En ese nuevo ecosistema, Tati, un dinosaurio, no encuentra el aire que necesita y se enoja. Despotrica y envía mensajes: “Al Orfeo no lo abro más, voy a ver qué se puede hacer ahí”.
 


Desde su entorno deslizan: “Llaryora, antes que aprobar edificios ahí, lo expropia”. ¿Esa es la jugada? 

Que se demuela el Orfeo hoy parece tan extraño como que se lo expropie. Pero alguna de las dos cosas quiere forzar -hasta encaprichado- Bugliotti. Con mucho menos ruido podría ceder ese domo a profesionales de la industria que jamás le pagarían lo que él cree que vale, pero que -quizás- lo podrían gestionar con el expertise que Tati no le encuentra desde las épocas de las vacas gordas y la gestión de José López.

El peronismo tiene vocación por los símbolos. Así fue como José Manuel de la Sota sacó de la decadencia el viejo Palacio Ferreryra, expropiándolo a un costo que terminó siendo altísimo, para un uso poco intenso y con la cereza puesta en su pararrayos por Alejandra Vigo de Schiaretti: “Museo Superior de Bellas Artes Evita - Palacio Ferreyra”. 

“El sector de los espectáculos públicos ha sido muy afectado por la pandemia (NdelE: nótese, dicen pandemia y no cuarentena) y por eso la Municipalidad (de Córdoba) viene dialogando con muchos empresarios y productores del rubro, escuchándolos y analizando alternativas para colaborar con ellos para que puedan sobrellevar esta crisis. Pero no está bajo análisis la expropiación del Orfeo”.

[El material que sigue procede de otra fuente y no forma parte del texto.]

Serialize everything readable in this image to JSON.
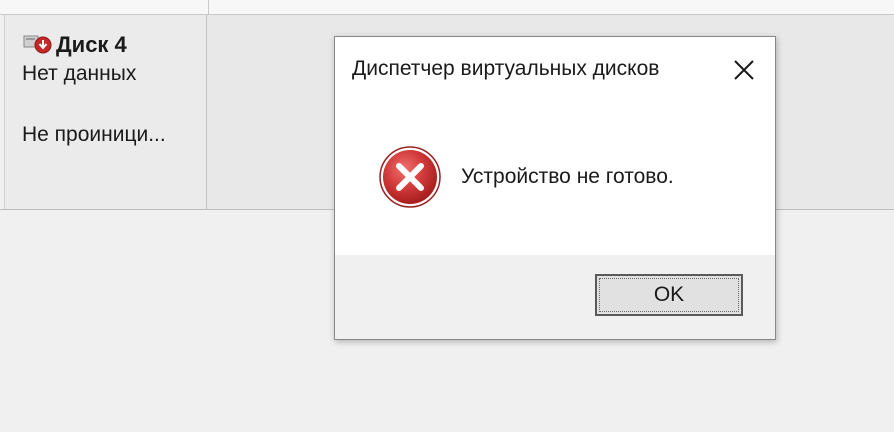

Ese párrafo nos relatan con calma desde el Palacio 6 de Julio cuando le contamos a los funcionarios que nos contaron que Llaryora habría dicho: “No quiero quedar en la historia como el Intendente que autoriza la demolición y la construcción de edificios ahí… si lo tengo que expropiar, lo expropio”.

Tati juega su juego. Llaryora mueve sus piezas. El tiempo, por ahora, corre a favor del Intendente.

(*) Tango “Desencuentro” - 1962 - Anibal Troilo - Cátulo Castillo
Estás desorientado y no sabés
que "trole" hay que tomar para seguir.